Roundtable on Populism (ASEEES Annual Convention 2017)
Thanks to the University Consortium, a round table on "Populism in Eastern Europe" was organized for this year's Association for Slavic, East European and Eurasian Studies (ASEEES) Annual Convention 2017, taking place in Chicago. The event was chaired by Prof. Dr. Klaus Segbers from Freie Universität Berlin, one of the University Consortium partners for the project's first phase.
Accompanying Prof Segbers, Prof. Dr. Irina Busygina from Higher School of Economics in St. Petersburg and Cosima Glahn, research assistant at Freie Universität Berlin, together participated and discussed current developments concerning populist rhetoric and actors. Unfortunately, Prof. Dr. Andrey Makarychev from the University of Tartu and Dr. Daniel Hegedüs were unable to attend the roundtable due to flight cancellations. However, roundtable participants and the audience managed to engage in a lively and interactive debate. Prof.

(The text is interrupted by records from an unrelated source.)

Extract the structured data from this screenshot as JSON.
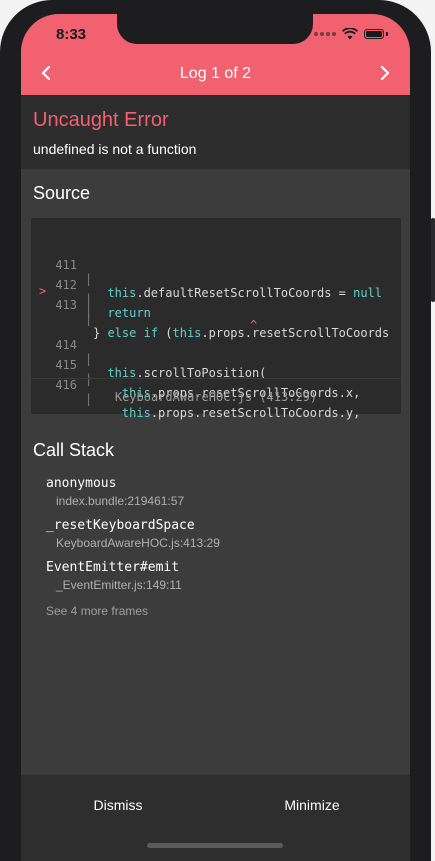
{
  "status_bar": {
    "time": "8:33"
  },
  "header": {
    "title": "Log 1 of 2",
    "prev_icon": "chevron-left-icon",
    "next_icon": "chevron-right-icon"
  },
  "error": {
    "title": "Uncaught Error",
    "message": "undefined is not a function"
  },
  "source": {
    "title": "Source",
    "lines": [
      {
        "marker": "",
        "number": "411",
        "gutter": "|",
        "code": "  this.defaultResetScrollToCoords = null"
      },
      {
        "marker": "",
        "number": "412",
        "gutter": "|",
        "code": "  return"
      },
      {
        "marker": ">",
        "number": "413",
        "gutter": "|",
        "code": "} else if (this.props.resetScrollToCoords"
      },
      {
        "marker": "",
        "number": "",
        "gutter": "|",
        "code": "",
        "caret": "^"
      },
      {
        "marker": "",
        "number": "414",
        "gutter": "|",
        "code": "  this.scrollToPosition("
      },
      {
        "marker": "",
        "number": "415",
        "gutter": "|",
        "code": "    this.props.resetScrollToCoords.x,"
      },
      {
        "marker": "",
        "number": "416",
        "gutter": "|",
        "code": "    this.props.resetScrollToCoords.y,"
      }
    ],
    "file": "KeyboardAwareHOC.js (413:29)"
  },
  "call_stack": {
    "title": "Call Stack",
    "frames": [
      {
        "function": "anonymous",
        "location": "index.bundle:219461:57"
      },
      {
        "function": "_resetKeyboardSpace",
        "location": "KeyboardAwareHOC.js:413:29"
      },
      {
        "function": "EventEmitter#emit",
        "location": "_EventEmitter.js:149:11"
      }
    ],
    "more": "See 4 more frames"
  },
  "footer": {
    "dismiss": "Dismiss",
    "minimize": "Minimize"
  },
  "colors": {
    "accent": "#f2616f",
    "keyword": "#5fd2c8",
    "background": "#3c3c3c"
  }
}
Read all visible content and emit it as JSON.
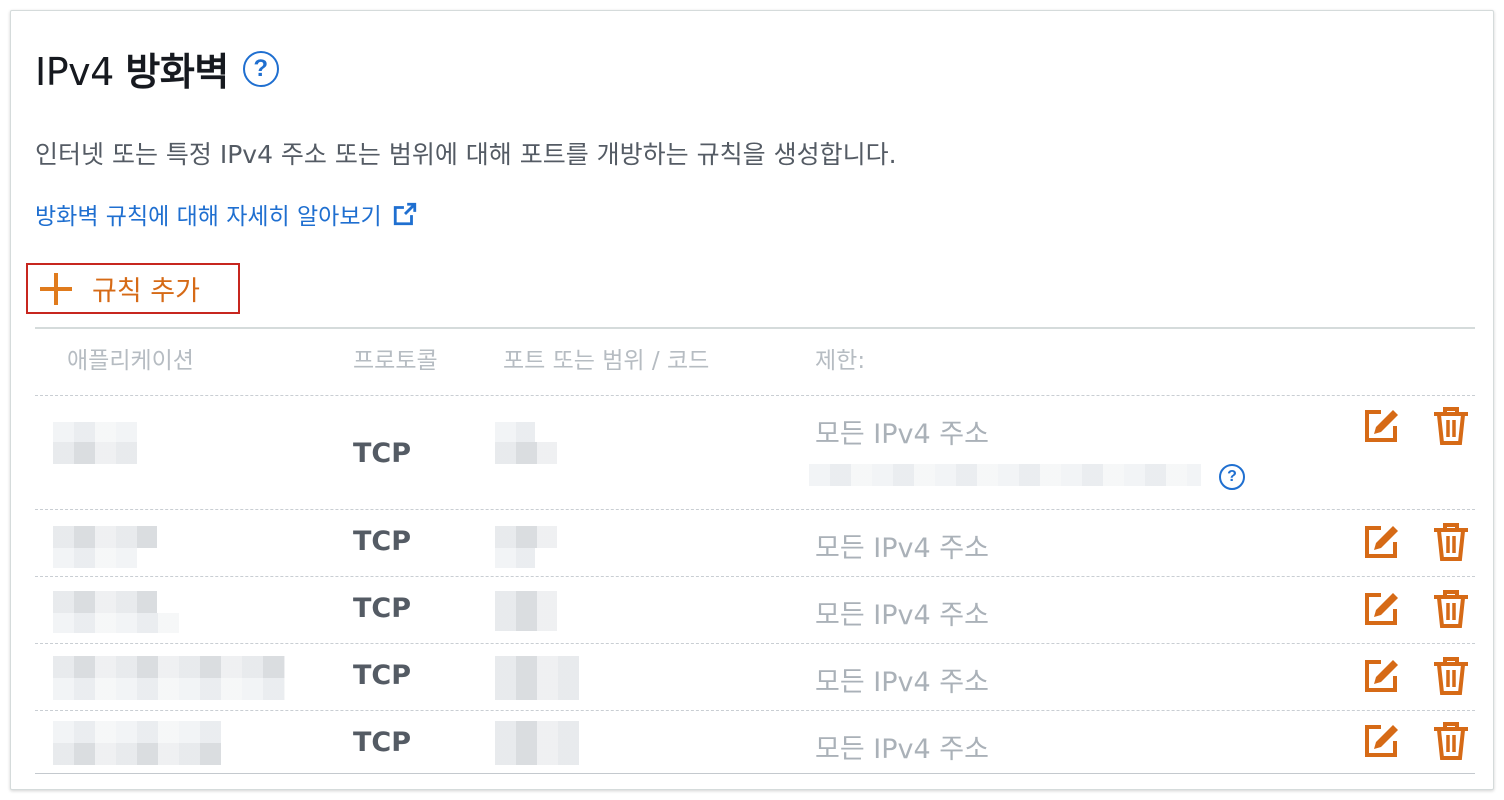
{
  "header": {
    "title_prefix": "IPv4 ",
    "title_main": "방화벽",
    "help_glyph": "?"
  },
  "description": "인터넷 또는 특정 IPv4 주소 또는 범위에 대해 포트를 개방하는 규칙을 생성합니다.",
  "learn_more_link": "방화벽 규칙에 대해 자세히 알아보기",
  "add_rule_label": "규칙 추가",
  "table": {
    "columns": [
      "애플리케이션",
      "프로토콜",
      "포트 또는 범위 / 코드",
      "제한:"
    ],
    "rows": [
      {
        "protocol": "TCP",
        "restriction": "모든 IPv4 주소"
      },
      {
        "protocol": "TCP",
        "restriction": "모든 IPv4 주소"
      },
      {
        "protocol": "TCP",
        "restriction": "모든 IPv4 주소"
      },
      {
        "protocol": "TCP",
        "restriction": "모든 IPv4 주소"
      },
      {
        "protocol": "TCP",
        "restriction": "모든 IPv4 주소"
      }
    ],
    "row_help_glyph": "?"
  },
  "colors": {
    "accent_orange": "#d66a16",
    "link_blue": "#1f6fd0",
    "highlight_red": "#c7261f"
  },
  "icons": {
    "help": "help-circle-icon",
    "external": "external-link-icon",
    "add": "plus-icon",
    "edit": "edit-icon",
    "delete": "trash-icon"
  }
}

Segbers first gave an input on the current global context, which has to be taken into account when one wants to understand the success of populism in (Eastern) Europe. The speakers then started their individual analysis from a conceptual angle, trying to define what the core elements and definitional features of the concept of populism actually are. This is a crucial step, as otherwise a comparison of various forms of populism(s) among such a heterogenous group of East European countries - and beyond - would not be possible. While Prof. Irina Busygina focused her analysis on Russia, Cosima Glahn tried to give a broader overview of populist actors and their developments within the EU. After opening the discussion to the audience and a short Q&A session, explaining the current support for populist actors has been highly contested among the visitors of the session and various variables have been assessed according to their explanatory strength. Interestingly, although the event had the goal to mainly focus on Eastern Europe, audience members frequently referred to a comparison with the US case. This shows that the phenomenon, although in its manifestations is of course specific to a certain region and country, seems to be on the rise globally and will probably characterize the political landscape of many countries all over the world in the next decades.